Why You Should Start Saving for Retirement in Your 30s
Posted on Wednesday, April 5th, 2017 | By IndusInd Bank
Very few people think about saving for retirement in their 20s. This can be due to pre-existing student loans which they have to pay off, or they are simply not earning enough. However, by your 30s, saving should not be an afterthought, but a priority.
Aside from life insurance, you need a little more security for when you are no longer able to work. Moreover, a life insurance will only financially protect your loved ones in the event of your demise. The key is to start saving for retirement early on, so you can have more money to spend post-retirement on things such as medical and household bills. Here are a few tips to help you get started on your retirement plan while you are in your 30s.
Use Compounding Interest to Your Advantage
In a retirement plan with compounding interest, the interest rate keeps increasing exponentially. So the longer you keep funding the plan, the more money you accumulate by the end of the tenure. Over the long run, compound interest will significantly boost your overall retirement fund because it will offer more growth as compared to a simple interest rate plan.
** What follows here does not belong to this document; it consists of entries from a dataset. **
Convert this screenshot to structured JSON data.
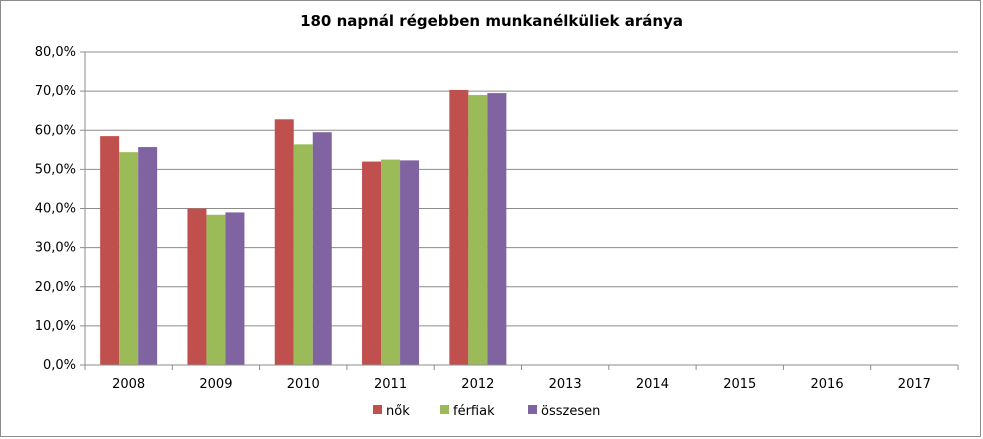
{
  "chart_data": {
    "type": "bar",
    "title": "180 napnál régebben munkanélküliek aránya",
    "xlabel": "",
    "ylabel": "",
    "categories": [
      "2008",
      "2009",
      "2010",
      "2011",
      "2012",
      "2013",
      "2014",
      "2015",
      "2016",
      "2017"
    ],
    "series": [
      {
        "name": "nők",
        "color": "#c0504d",
        "values": [
          58.5,
          40.0,
          62.8,
          52.0,
          70.3,
          null,
          null,
          null,
          null,
          null
        ]
      },
      {
        "name": "férfiak",
        "color": "#9bbb59",
        "values": [
          54.4,
          38.4,
          56.4,
          52.5,
          69.0,
          null,
          null,
          null,
          null,
          null
        ]
      },
      {
        "name": "összesen",
        "color": "#8064a2",
        "values": [
          55.7,
          39.0,
          59.5,
          52.3,
          69.5,
          null,
          null,
          null,
          null,
          null
        ]
      }
    ],
    "ylim": [
      0,
      80
    ],
    "yticks": [
      0,
      10,
      20,
      30,
      40,
      50,
      60,
      70,
      80
    ],
    "ytick_labels": [
      "0,0%",
      "10,0%",
      "20,0%",
      "30,0%",
      "40,0%",
      "50,0%",
      "60,0%",
      "70,0%",
      "80,0%"
    ],
    "grid": true,
    "legend_position": "bottom"
  }
}
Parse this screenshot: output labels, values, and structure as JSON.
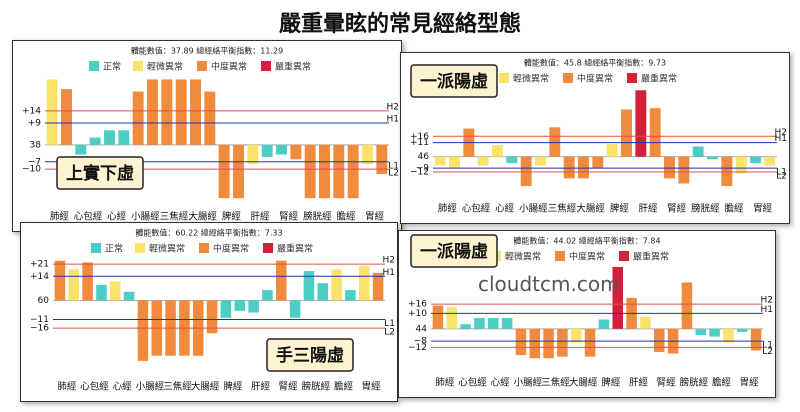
{
  "title": "嚴重暈眩的常見經絡型態",
  "watermark": "cloudtcm.com",
  "chart_data": [
    {
      "type": "bar",
      "subtitle": "體能數值：37.89 總經絡平衡指數：11.29",
      "label": "上實下虛",
      "legend": [
        {
          "name": "正常",
          "color": "#4ecdc4"
        },
        {
          "name": "輕微異常",
          "color": "#f9e36b"
        },
        {
          "name": "中度異常",
          "color": "#f08a3c"
        },
        {
          "name": "嚴重異常",
          "color": "#d0203a"
        }
      ],
      "categories": [
        "肺經",
        null,
        "心包經",
        null,
        "心經",
        null,
        "小腸經",
        null,
        "三焦經",
        null,
        "大腸經",
        null,
        "脾經",
        null,
        "肝經",
        null,
        "腎經",
        null,
        "膀胱經",
        null,
        "膽經",
        null,
        "胃經",
        null
      ],
      "values": [
        65,
        61,
        34,
        41,
        44,
        44,
        60,
        65,
        65,
        65,
        65,
        60,
        16,
        16,
        30,
        33,
        34,
        32,
        16,
        16,
        16,
        16,
        30,
        26
      ],
      "colors": [
        "#f9e36b",
        "#f08a3c",
        "#4ecdc4",
        "#4ecdc4",
        "#4ecdc4",
        "#4ecdc4",
        "#f08a3c",
        "#f08a3c",
        "#f08a3c",
        "#f08a3c",
        "#f08a3c",
        "#f08a3c",
        "#f08a3c",
        "#f08a3c",
        "#f9e36b",
        "#4ecdc4",
        "#4ecdc4",
        "#f08a3c",
        "#f08a3c",
        "#f08a3c",
        "#f08a3c",
        "#f08a3c",
        "#f9e36b",
        "#f08a3c"
      ],
      "ylim": [
        14,
        66
      ],
      "baseline": 38,
      "yticks": [
        {
          "value": 52,
          "label": "+14"
        },
        {
          "value": 47,
          "label": "+9"
        },
        38,
        {
          "value": 31,
          "label": "−7"
        },
        {
          "value": 28,
          "label": "−10"
        }
      ],
      "ref_lines": [
        {
          "value": 52,
          "label": "H2",
          "color": "#e0504a"
        },
        {
          "value": 47,
          "label": "H1",
          "color": "#2233aa"
        },
        {
          "value": 31,
          "label": "L1",
          "color": "#2233aa"
        },
        {
          "value": 28,
          "label": "L2",
          "color": "#e0504a"
        }
      ]
    },
    {
      "type": "bar",
      "subtitle": "體能數值：45.8 總經絡平衡指數：9.73",
      "label": "一派陽虛",
      "legend": [
        {
          "name": "輕微異常",
          "color": "#f9e36b"
        },
        {
          "name": "中度異常",
          "color": "#f08a3c"
        },
        {
          "name": "嚴重異常",
          "color": "#d0203a"
        }
      ],
      "categories": [
        "肺經",
        null,
        "心包經",
        null,
        "心經",
        null,
        "小腸經",
        null,
        "三焦經",
        null,
        "大腸經",
        null,
        "脾經",
        null,
        "肝經",
        null,
        "腎經",
        null,
        "膀胱經",
        null,
        "膽經",
        null,
        "胃經",
        null
      ],
      "values": [
        39,
        37,
        68,
        39,
        55,
        41,
        23,
        39,
        69,
        29,
        29,
        37,
        56,
        83,
        98,
        84,
        29,
        25,
        54,
        44,
        23,
        33,
        41,
        39
      ],
      "colors": [
        "#f9e36b",
        "#f9e36b",
        "#f08a3c",
        "#f9e36b",
        "#f9e36b",
        "#4ecdc4",
        "#f08a3c",
        "#f9e36b",
        "#f08a3c",
        "#f08a3c",
        "#f08a3c",
        "#f08a3c",
        "#f9e36b",
        "#f08a3c",
        "#d0203a",
        "#f08a3c",
        "#f08a3c",
        "#f08a3c",
        "#4ecdc4",
        "#4ecdc4",
        "#f08a3c",
        "#f9e36b",
        "#4ecdc4",
        "#f9e36b"
      ],
      "ylim": [
        16,
        99
      ],
      "baseline": 46,
      "yticks": [
        {
          "value": 62,
          "label": "+16"
        },
        {
          "value": 57,
          "label": "+11"
        },
        46,
        {
          "value": 37,
          "label": "−9"
        },
        {
          "value": 34,
          "label": "−12"
        }
      ],
      "ref_lines": [
        {
          "value": 62,
          "label": "H2",
          "color": "#e0504a"
        },
        {
          "value": 57,
          "label": "H1",
          "color": "#2233aa"
        },
        {
          "value": 37,
          "label": "L1",
          "color": "#2233aa"
        },
        {
          "value": 34,
          "label": "L2",
          "color": "#e0504a"
        }
      ]
    },
    {
      "type": "bar",
      "subtitle": "體能數值：60.22 總經絡平衡指數：7.33",
      "label": "手三陽虛",
      "legend": [
        {
          "name": "正常",
          "color": "#4ecdc4"
        },
        {
          "name": "輕微異常",
          "color": "#f9e36b"
        },
        {
          "name": "中度異常",
          "color": "#f08a3c"
        },
        {
          "name": "嚴重異常",
          "color": "#d0203a"
        }
      ],
      "categories": [
        "肺經",
        null,
        "心包經",
        null,
        "心經",
        null,
        "小腸經",
        null,
        "三焦經",
        null,
        "大腸經",
        null,
        "脾經",
        null,
        "肝經",
        null,
        "腎經",
        null,
        "膀胱經",
        null,
        "膽經",
        null,
        "胃經",
        null
      ],
      "values": [
        83,
        78,
        82,
        69,
        71,
        65,
        25,
        28,
        28,
        28,
        28,
        41,
        50,
        54,
        53,
        66,
        83,
        50,
        77,
        70,
        78,
        66,
        80,
        76
      ],
      "colors": [
        "#f08a3c",
        "#f9e36b",
        "#f08a3c",
        "#4ecdc4",
        "#f9e36b",
        "#4ecdc4",
        "#f08a3c",
        "#f08a3c",
        "#f08a3c",
        "#f08a3c",
        "#f08a3c",
        "#f08a3c",
        "#4ecdc4",
        "#4ecdc4",
        "#4ecdc4",
        "#4ecdc4",
        "#f08a3c",
        "#4ecdc4",
        "#4ecdc4",
        "#4ecdc4",
        "#f9e36b",
        "#4ecdc4",
        "#f9e36b",
        "#f08a3c"
      ],
      "ylim": [
        18,
        84
      ],
      "baseline": 60,
      "yticks": [
        {
          "value": 81,
          "label": "+21"
        },
        {
          "value": 74,
          "label": "+14"
        },
        60,
        {
          "value": 49,
          "label": "−11"
        },
        {
          "value": 44,
          "label": "−16"
        }
      ],
      "ref_lines": [
        {
          "value": 81,
          "label": "H2",
          "color": "#e0504a"
        },
        {
          "value": 74,
          "label": "H1",
          "color": "#2233aa"
        },
        {
          "value": 49,
          "label": "L1",
          "color": "#2233aa"
        },
        {
          "value": 44,
          "label": "L2",
          "color": "#e0504a"
        }
      ]
    },
    {
      "type": "bar",
      "subtitle": "體能數值：44.02 總經絡平衡指數：7.84",
      "label": "一派陽虛",
      "legend": [
        {
          "name": "輕微異常",
          "color": "#f9e36b"
        },
        {
          "name": "中度異常",
          "color": "#f08a3c"
        },
        {
          "name": "嚴重異常",
          "color": "#d0203a"
        }
      ],
      "categories": [
        "肺經",
        null,
        "心包經",
        null,
        "心經",
        null,
        "小腸經",
        null,
        "三焦經",
        null,
        "大腸經",
        null,
        "脾經",
        null,
        "肝經",
        null,
        "腎經",
        null,
        "膀胱經",
        null,
        "膽經",
        null,
        "胃經",
        null
      ],
      "values": [
        59,
        58,
        47,
        51,
        51,
        51,
        27,
        25,
        25,
        26,
        35,
        26,
        50,
        84,
        64,
        52,
        29,
        28,
        74,
        40,
        39,
        35,
        42,
        30
      ],
      "colors": [
        "#f08a3c",
        "#f9e36b",
        "#4ecdc4",
        "#4ecdc4",
        "#4ecdc4",
        "#4ecdc4",
        "#f08a3c",
        "#f08a3c",
        "#f08a3c",
        "#f08a3c",
        "#f9e36b",
        "#f08a3c",
        "#4ecdc4",
        "#d0203a",
        "#f08a3c",
        "#f9e36b",
        "#f08a3c",
        "#f08a3c",
        "#f08a3c",
        "#4ecdc4",
        "#4ecdc4",
        "#f9e36b",
        "#4ecdc4",
        "#f08a3c"
      ],
      "ylim": [
        18,
        84
      ],
      "baseline": 44,
      "yticks": [
        {
          "value": 60,
          "label": "+16"
        },
        {
          "value": 54,
          "label": "+10"
        },
        44,
        {
          "value": 36,
          "label": "−8"
        },
        {
          "value": 32,
          "label": "−12"
        }
      ],
      "ref_lines": [
        {
          "value": 60,
          "label": "H2",
          "color": "#e0504a"
        },
        {
          "value": 54,
          "label": "H1",
          "color": "#2233aa"
        },
        {
          "value": 36,
          "label": "L1",
          "color": "#2233aa"
        },
        {
          "value": 32,
          "label": "L2",
          "color": "#e0504a"
        }
      ]
    }
  ]
}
Start Automating Your Savings
When it comes to starting a retirement fund, saving money is everything. Making a habit of saving money will not only help for your retirement, but it will also help in paying your life insurance premiums and other such payments or investments. Investing money in a provident fund is an easy way of automating your savings. However, if you do not have a provident fund, it helps to automate your savings by directing a fixed amount to your retirement fund each month. As your salary starts to grow, aim to add a little more to your retirement fund each year.
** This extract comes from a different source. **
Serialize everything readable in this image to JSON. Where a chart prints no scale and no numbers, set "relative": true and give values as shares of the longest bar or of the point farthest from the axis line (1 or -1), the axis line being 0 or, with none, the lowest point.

Decide What You Want to Pay for First
Many people assume that you have to clear your remaining debts before you can start saving; this is not true. It is simply a matter of deciding which payments to make first. Your other expenses can include debts on a car, a house, a credit card debt, or life insurance premiums. Compare the interest rate on your debt to what you could earn from a retirement fund. If you have a better return on the retirement fund, then your choice is clear.